Sunday, March 08, 2009

Stotting in Civilized Man

The gazelle on the savanna senses a predator. The gazelle is built for speed, and for leaping obstacles. So is the predator: both pray and predator co-evolve together, there's no such thing as one species, independent of others, independent of an ecology. The behaviors relate by a complex "tree" that only science can begin to simplify while mapping with any accuracy. Anyway, what does the gazelle do? The gazelle stops munching, pricks its ears, sniffs the wind ...

And if the gazelle sniffs lion , or sees so much as a claw, or a paw, or a haunch of lion, why it runs like hell in another direction, right? No. Not quite. Commonly, just before running, the gazelle will hop up and down a couple of times: then run like hell.

What? It is crazy? A human male will jump off a cliff to impress his buddies, though the behavior, as any biologist can explain to us, is actually intended to impress the female: to get her to lie down and open her legs: so that the guy can get off: that is, mix his genes with hers, make a new guy who will jump off cliffs, or a girl that will still convey his courage to a subsequent male offspring. And so on. But ruminants have no investment in courage — courage is for social predators: they, ruminants, survive, or try to, by running away, by being quick, fast, alert, agile ... What could possibly "cause" crazy, wasteful jumping in place to allow a whole class of species to still be doing it and still be alive?

Jared Diamond explains: combining his brilliance with the wisdom of his disciplines: biology, zoology, physiology:Ruminant species have learned over eons that wasting a moment or two can actually gain in survival chances. The lion sees the gazelle, sees that the gazelle sees the lion, sees the gazelle waste time, energy, movement, not running away ... and the gazelle may "cause" the lion to pause, and think, Well, if that gazelle is so confident it can escape me that it wastes time showing off, maybe it can escape me and I'm wasting my time chasing it.

Some gazelles will get caught, become lion-lunch, but enough other gazelles discourage the lion that the species benefits: all ruminants benefit: for now.
(Never assume that what aided survival yesterday will aid survival tomorrow.) OK, that's stotting, also known as pronking: in ruminants: as explained by contemporary zoological sciences (and paraphrased by pk). I mention it not only because I think it's neat, but because I find all sorts of analogies in it beyond the one that Jared Diamond mentioned it to develop: specifically, Diamond introduced stotting and its scientific "explanation" additionally to explain human behaviors that at first glance seem wasteful, stupid, dangerous: such as substance abuse — drugs, alcohol ... (Apparently paleo-evidence supports a theory that humans have been drug-chewing drunks for a very long time now.) But back to the gazelles: the stotting gazelle is telling the predator, Don't waste your time, I'm too fast for you; the human is telling her candidate bed-partner, Look at me: I'm such a great specimen of Homo sapiens that I can drink myself stupid and still have men buy me furs, a Mercedes, and send my kid to Exeter, while the male is trying to convey analogous advertising lies.

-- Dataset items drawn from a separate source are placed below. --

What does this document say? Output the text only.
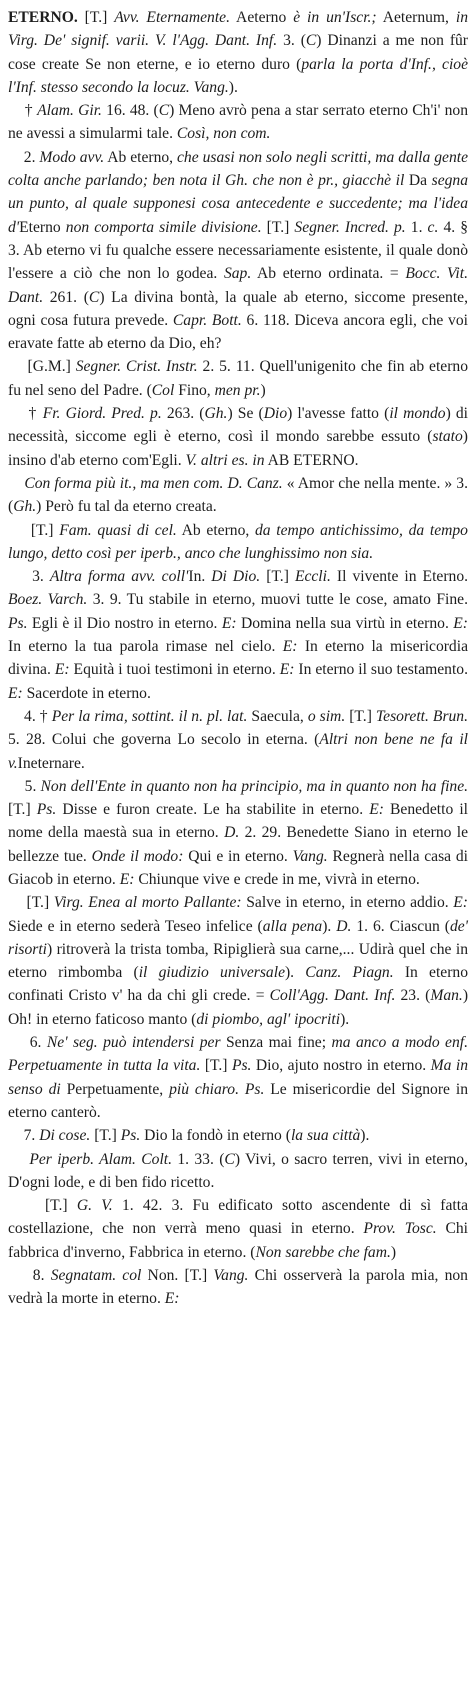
ETERNO. [T.] Avv. Eternamente. Aeterno è in un'Iscr.; Aeternum, in Virg. De' signif. varii. V. l'Agg. Dant. Inf. 3. (C) Dinanzi a me non fûr cose create Se non eterne, e io eterno duro (parla la porta d'Inf., cioè l'Inf. stesso secondo la locuz. Vang.).

† Alam. Gir. 16. 48. (C) Meno avrò pena a star serrato eterno Ch'i' non ne avessi a simularmi tale. Così, non com.

2. Modo avv. Ab eterno, che usasi non solo negli scritti, ma dalla gente colta anche parlando; ben nota il Gh. che non è pr., giacchè il Da segna un punto, al quale supponesi cosa antecedente e succedente; ma l'idea d'Eterno non comporta simile divisione. [T.] Segner. Incred. p. 1. c. 4. § 3. Ab eterno vi fu qualche essere necessariamente esistente, il quale donò l'essere a ciò che non lo godea. Sap. Ab eterno ordinata. = Bocc. Vit. Dant. 261. (C) La divina bontà, la quale ab eterno, siccome presente, ogni cosa futura prevede. Capr. Bott. 6. 118. Diceva ancora egli, che voi eravate fatte ab eterno da Dio, eh?

[G.M.] Segner. Crist. Instr. 2. 5. 11. Quell'unigenito che fin ab eterno fu nel seno del Padre. (Col Fino, men pr.)

† Fr. Giord. Pred. p. 263. (Gh.) Se (Dio) l'avesse fatto (il mondo) di necessità, siccome egli è eterno, così il mondo sarebbe essuto (stato) insino d'ab eterno com'Egli. V. altri es. in AB ETERNO.

Con forma più it., ma men com. D. Canz. « Amor che nella mente. » 3. (Gh.) Però fu tal da eterno creata.

[T.] Fam. quasi di cel. Ab eterno, da tempo antichissimo, da tempo lungo, detto così per iperb., anco che lunghissimo non sia.

3. Altra forma avv. coll'In. Di Dio. [T.] Eccli. Il vivente in Eterno. Boez. Varch. 3. 9. Tu stabile in eterno, muovi tutte le cose, amato Fine. Ps. Egli è il Dio nostro in eterno. E: Domina nella sua virtù in eterno. E: In eterno la tua parola rimase nel cielo. E: In eterno la misericordia divina. E: Equità i tuoi testimoni in eterno. E: In eterno il suo testamento. E: Sacerdote in eterno.

4. † Per la rima, sottint. il n. pl. lat. Saecula, o sim. [T.] Tesorett. Brun. 5. 28. Colui che governa Lo secolo in eterna. (Altri non bene ne fa il v.Ineternare.

5. Non dell'Ente in quanto non ha principio, ma in quanto non ha fine. [T.] Ps. Disse e furon create. Le ha stabilite in eterno. E: Benedetto il nome della maestà sua in eterno. D. 2. 29. Benedette Siano in eterno le bellezze tue. Onde il modo: Qui e in eterno. Vang. Regnerà nella casa di Giacob in eterno. E: Chiunque vive e crede in me, vivrà in eterno.

[T.] Virg. Enea al morto Pallante: Salve in eterno, in eterno addio. E: Siede e in eterno sederà Teseo infelice (alla pena). D. 1. 6. Ciascun (de' risorti) ritroverà la trista tomba, Ripiglierà sua carne,... Udirà quel che in eterno rimbomba (il giudizio universale). Canz. Piagn. In eterno confinati Cristo v' ha da chi gli crede. = Coll'Agg. Dant. Inf. 23. (Man.) Oh! in eterno faticoso manto (di piombo, agl' ipocriti).

6. Ne' seg. può intendersi per Senza mai fine; ma anco a modo enf. Perpetuamente in tutta la vita. [T.] Ps. Dio, ajuto nostro in eterno. Ma in senso di Perpetuamente, più chiaro. Ps. Le misericordie del Signore in eterno canterò.

7. Di cose. [T.] Ps. Dio la fondò in eterno (la sua città).

Per iperb. Alam. Colt. 1. 33. (C) Vivi, o sacro terren, vivi in eterno, D'ogni lode, e di ben fido ricetto.

[T.] G. V. 1. 42. 3. Fu edificato sotto ascendente di sì fatta costellazione, che non verrà meno quasi in eterno. Prov. Tosc. Chi fabbrica d'inverno, Fabbrica in eterno. (Non sarebbe che fam.)

8. Segnatam. col Non. [T.] Vang. Chi osserverà la parola mia, non vedrà la morte in eterno. E:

The strategy obviously has pitfalls. A lot of gazelles have become hors d'oeuvres for a lot of predators; a lot of human drunks and junkies have wrapped themselves around a tree whether or not they impressed the girl.

OK. Jared Diamond's extension of stotting as an explanation for substance abuse is brilliant, profound: but pk says it doesn't stop there. It may not explain everything, but it sure can be used to shed light on other otherwise incomprehensible behaviors: like why civilized man has devoted 99 calories to ignoring over-population, global warming ... any number of concepts intended to make us wake up and take stock to every one calorie devoted to understanding and responding to the danger.

How about civilized man making life impossible for anyone who doesn't go along with the idea of a God who'll bail us out no matter how drunk, stupid, or depraved we become ... All we have to do is say, "I believe," and light a cheap candle, the quarter going not to God, but to some priest? Isn't that like stotting? Isn't that a way of saying, Existence so favors us humans, the cream of life, the point of everything, that we don't have to be alert, or agile, or truthful, or speedy ... and mostly, we don't have to be honest: with ourselves ... about anything.God is such a sap: he'll buy any horse-shit we feed him, he loves us so. (And if he weren't, we'd get ourselves a different god: pronto!What other explanation could there possibly be for civilized many tolerating a governmental hand in its pocket to fund thugs with guns called cops, illiterates displacing thinkers in pens called schools ... If anyone tries to point it out, as I did, his university can interrupt him, postpone his advancement, make it impossible for make a living (without jettisoning all plans, hopes, investments) ... Finally I was arrested, given a kangaroo trial ... censored, wanted off restoring destroyed information to the internet: stolen from me, Illich (... Jesus) in the first place!

Is civilization a form of stotting?

Look God, We don't have to be smart. We can dance on the edge. You'll bail us out, you won't let us fall. (And if you do, the US will bail our ass!)